Some people in Clark County are being asked to give up their day jobs for as long as a year. There were summons sent out for a new jury trial that could last up to 12 months.
Judge Jennifer Togliatti is in the 8th Judicial District -- the same district where the potential 12-month trial is happening. She said the judge and attorneys decide who will have to serve.
"The judge will have to consider each and every person's hardship, if they have one, and compare that to everyone else's hardship in making determinations as to who might be excused," said Judge Togliatti.
She has served on a jury herself and admits that serving on a year-long jury is a big commitment.
"It is a lot to ask," Judge Togliatti said.
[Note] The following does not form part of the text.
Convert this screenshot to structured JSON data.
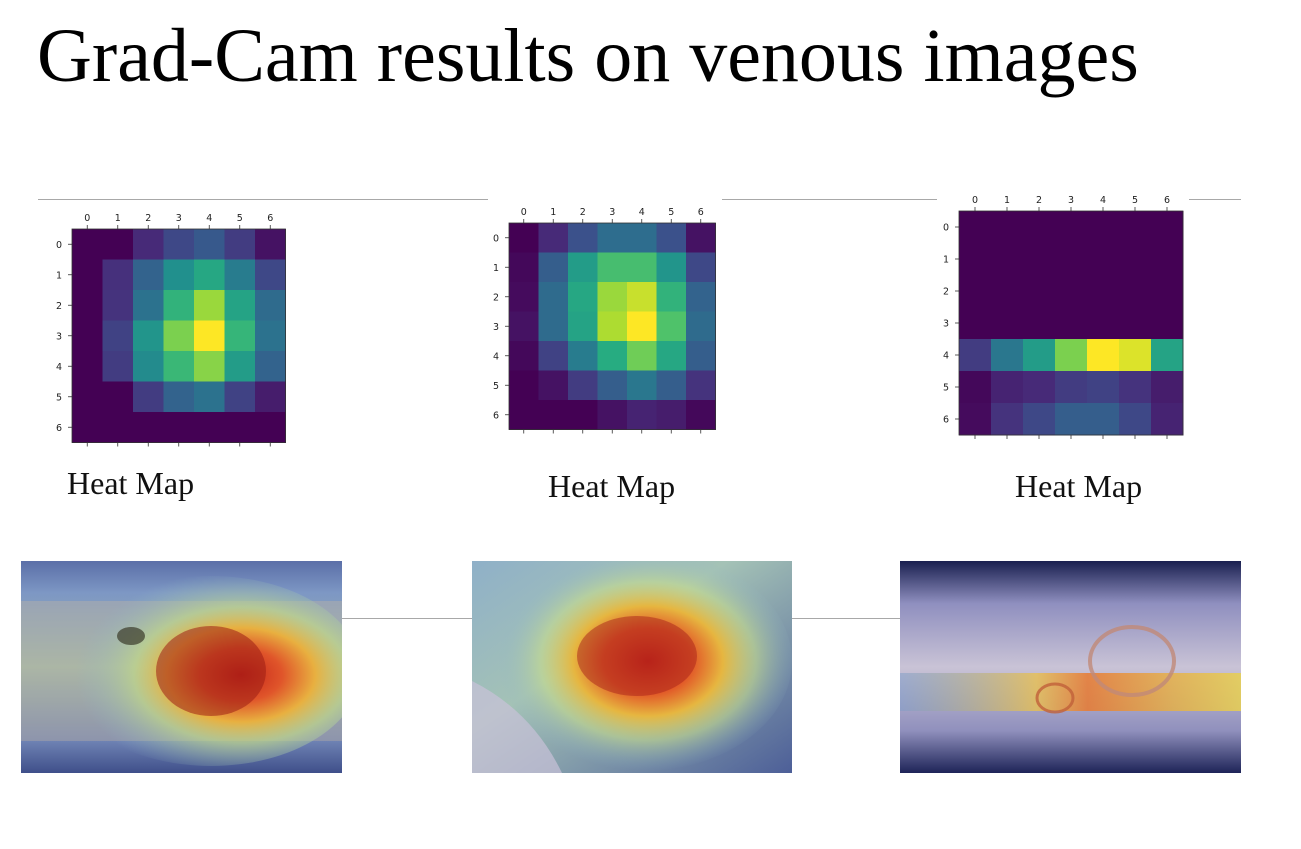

If you are the sole caregiver for a sick family member or have a disability, they will consider relieving you from being on the jury.
But other issues, the court will try to work around -- like when one juror told Judge Togliatti he was allergic to wool. In that case, he was picked to be on the jury and the judge ordered everyone to wear something other than wool.
"You have people with real hardships, not just trying to get out of it, but telling you what their circumstances are and sometimes the court can work within those circumstances and plan the trial to accommodate certain needs of jurors," said Judge Togliatti. "And when we can do that, we do."
If you don't show up, you can be held in contempt of court and face a fine. In the case of a job, it's against the law to be fired for jury duty. Your workplace is required to hold your position, but pay is not guaranteed.